Der beeindruckendste Sänger war zweifellos der aus Genova stammende Francesco Meli als Carlo VII). Seine Tenorstimme ist klar, klangschön, nie, auch bei Forcierung, aufdringlich, mit einem Wort, eine Stimme besitzt nicht irgendwelche Fehler. Es ist eine Freude, ihn im Gesang zu erleben. Er beginnt mit Amici, v’appressate – Freunde, kommt herbei, dies ist der letzte Befehl des Königs. Seine Stimme klingt hier sehr hell. In seinem Auftrittsgesang wird seine Stimme auch vom Tutti des Orchesters nicht überdeckt und in den Höhenlagen wird sie nicht scharf. Die Stimme bleibt immer sonor und klangvoll. Mit lebhaftem langem Applaus bedankt sich das Publikum.
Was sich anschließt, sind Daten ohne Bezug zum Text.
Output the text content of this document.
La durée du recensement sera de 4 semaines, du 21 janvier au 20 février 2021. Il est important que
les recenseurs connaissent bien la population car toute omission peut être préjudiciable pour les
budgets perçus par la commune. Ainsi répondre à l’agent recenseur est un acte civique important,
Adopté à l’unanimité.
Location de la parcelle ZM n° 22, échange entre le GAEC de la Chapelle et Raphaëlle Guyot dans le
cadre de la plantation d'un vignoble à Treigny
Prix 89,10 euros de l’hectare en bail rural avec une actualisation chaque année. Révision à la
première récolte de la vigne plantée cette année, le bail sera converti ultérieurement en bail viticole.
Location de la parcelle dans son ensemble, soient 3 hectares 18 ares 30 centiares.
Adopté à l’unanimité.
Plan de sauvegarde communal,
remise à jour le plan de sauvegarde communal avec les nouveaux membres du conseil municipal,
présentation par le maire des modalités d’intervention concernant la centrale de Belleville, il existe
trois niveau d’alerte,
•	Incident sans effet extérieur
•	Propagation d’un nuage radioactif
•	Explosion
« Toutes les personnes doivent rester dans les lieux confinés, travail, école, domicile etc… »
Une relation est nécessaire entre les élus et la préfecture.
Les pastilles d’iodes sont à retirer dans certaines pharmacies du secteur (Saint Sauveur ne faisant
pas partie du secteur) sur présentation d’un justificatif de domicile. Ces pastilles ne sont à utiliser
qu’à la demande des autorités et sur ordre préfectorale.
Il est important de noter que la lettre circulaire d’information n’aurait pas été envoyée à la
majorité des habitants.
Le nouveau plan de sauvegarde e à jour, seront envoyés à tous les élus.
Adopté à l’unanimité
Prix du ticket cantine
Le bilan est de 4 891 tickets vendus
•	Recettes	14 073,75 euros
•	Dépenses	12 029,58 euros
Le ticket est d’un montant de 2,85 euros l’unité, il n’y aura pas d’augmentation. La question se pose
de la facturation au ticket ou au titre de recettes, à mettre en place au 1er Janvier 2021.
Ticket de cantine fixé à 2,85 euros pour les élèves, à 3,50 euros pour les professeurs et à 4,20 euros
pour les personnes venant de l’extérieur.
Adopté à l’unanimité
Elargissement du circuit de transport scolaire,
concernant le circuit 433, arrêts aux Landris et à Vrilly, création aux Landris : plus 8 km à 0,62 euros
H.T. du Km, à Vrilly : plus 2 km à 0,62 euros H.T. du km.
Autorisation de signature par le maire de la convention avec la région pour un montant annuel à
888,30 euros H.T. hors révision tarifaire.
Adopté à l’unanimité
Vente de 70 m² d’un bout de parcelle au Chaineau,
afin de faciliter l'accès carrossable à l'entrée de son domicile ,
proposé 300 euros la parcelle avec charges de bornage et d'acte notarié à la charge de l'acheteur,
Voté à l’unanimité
Mit Sempre all‘ alba ed alla sera – am Morgen wie am Abend richte ich stets mein Gebet an dich erleben wir die Georgierin Nino Machaidze als Giovanna d’Arco – Johanna von Orléans. Ihre Auftrittsarie wird vom Verschleifen der Silben so in ihrer Intonation getrübt, daß kaum Freude für ihre sonst schön timbrierte Stimme aufkommt. Erst gegen Ende der Oper erhält ihre Stimme den Reiz, den ich von früheren Auftritten der Sängerin habe.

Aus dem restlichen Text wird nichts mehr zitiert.